Well from my point of view if your players going around killing innocent people, they qualify to get corruption as their action pleased f.e Khorne. Chaos forces even have ally in the players, cause they do what chaos would, spill blood, kill people etc. So if their actions are similar to the goals of chaos forces and they know it, they should get CP. I had one player who was always doind something before thinking first. Once they were followed by a car, Player has stopped and approached to the car then he drawn a pistol and killed 2 people in this car. Well he was surprised seeing inquisitor badges falling down from the pocket of one guy. After few such actions he started to getting gifts, some cush and other stuff. It was from chaos agents who said that they couldn't do as many bad deeds as he did serving inquisition so it made him think i hope gui%C3%B1o.gif

That is hilarious! I will have to try that some time…

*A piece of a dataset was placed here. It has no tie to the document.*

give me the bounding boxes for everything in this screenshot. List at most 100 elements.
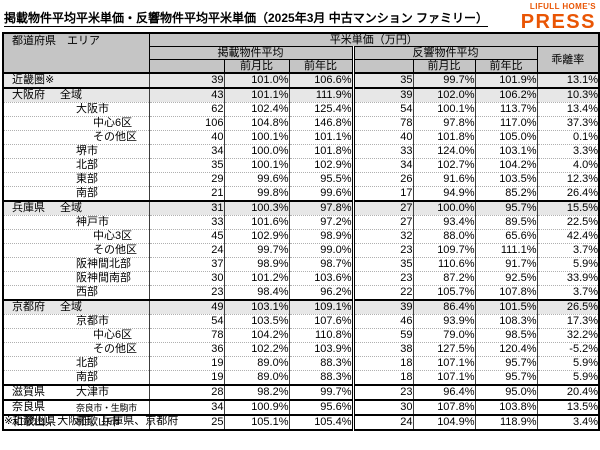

As far as I was aware the assignment of Corruption and Insanity was pretty much at the whim of the GM, barring those times which explicitly grant it (Warp Shock), with heavy guidance being given on the kind of thing that should qualify. I personally think 1 point for the malicious, knowingly pointless murder of someone of someone who poses no danger should qualify (yes, innocence proves nothing, but you punish the innocent for a purpose, not just 'cause you are feeling spiteful today). However, 1) I don't think the original situation warrants it, as the character didn't knowingly commit murder of an innocent and as they whipped out a weapon they clearly were not harmless and 2) GMs should always be aware that the moral standards of the 40k world are more than slightly… skewed as far as the modern world is concerned. Killing someone does not in itself qualify as an "evil" act, let alone a corrupting one. If you have reason you are going to be understood by most of the 40k world, even if it is illegal.

How does intent factor in to your decisions as a GM?

If the player interrogates a cultist to discern the secrets behind his twisted cult so as to stop their hideous practices, I'd assign nothing and inflict neither IP or CP.

If the player tortures a cultist to discern those secrets, and in the process mutilates him, they face the chance of IP. (sans Jaded)

If the player tortures and mutilates a cultist not only to discern secrets, but also punish them in an attempt to redeem themselves before the Emperor: I'd assign no IP or CP. (Excrutiation?)

If the player tortures and mutilates a cultist as revenge for slaying his fellow and trusted Acolyte, I'd categorize that as a traumatic experience and assign IP.

If the player tortures a cultist because he finds it fun and fulfilling, and the mission is merely a pretense to engaging in such behavior, Insanity Points MIGHT be assigned. (Is there a schism?) But her/his behaviour has a good chance of attracting the wanted/unwanted attention of Chaos. (Slaanesh in this case) Perhaps they wish to strike a bargain, and this could easily mount corruption points.

What would you assign when a group encounters a hidden room where very young children are living. You can see that these children bear the marks of mutation, but are ages 3-6 years old.

-ashe-

I wouldn't have simple contact with a mutant cause CPs. Maybe IPs for inevitably hearing them cry "Whyyyy" as you let loose with the flamer…

As with others, I rule that CPs are generally only when the warp is involved. Now, probably the broadest classification I have for that is that I do give CPs out for performing actions that invoke the rule of sympathy with the chaos gods, while in an area that is, or has been, under their influence.

For example, if in an area that is currently (or at one point has been) tainted by the followers of Khorne, then engaging in massive forms of bloodshed will cause an individual to gain CP (at my table). It wouldn't be much (I might not even notify the player until long after exposure, to avoid too much metagaming), 1 maybe 2. The intent is to provide a "small scale" style of corruption, without it being either nothing or full scale daemon incursion/direct world ending exposure to the empyrean.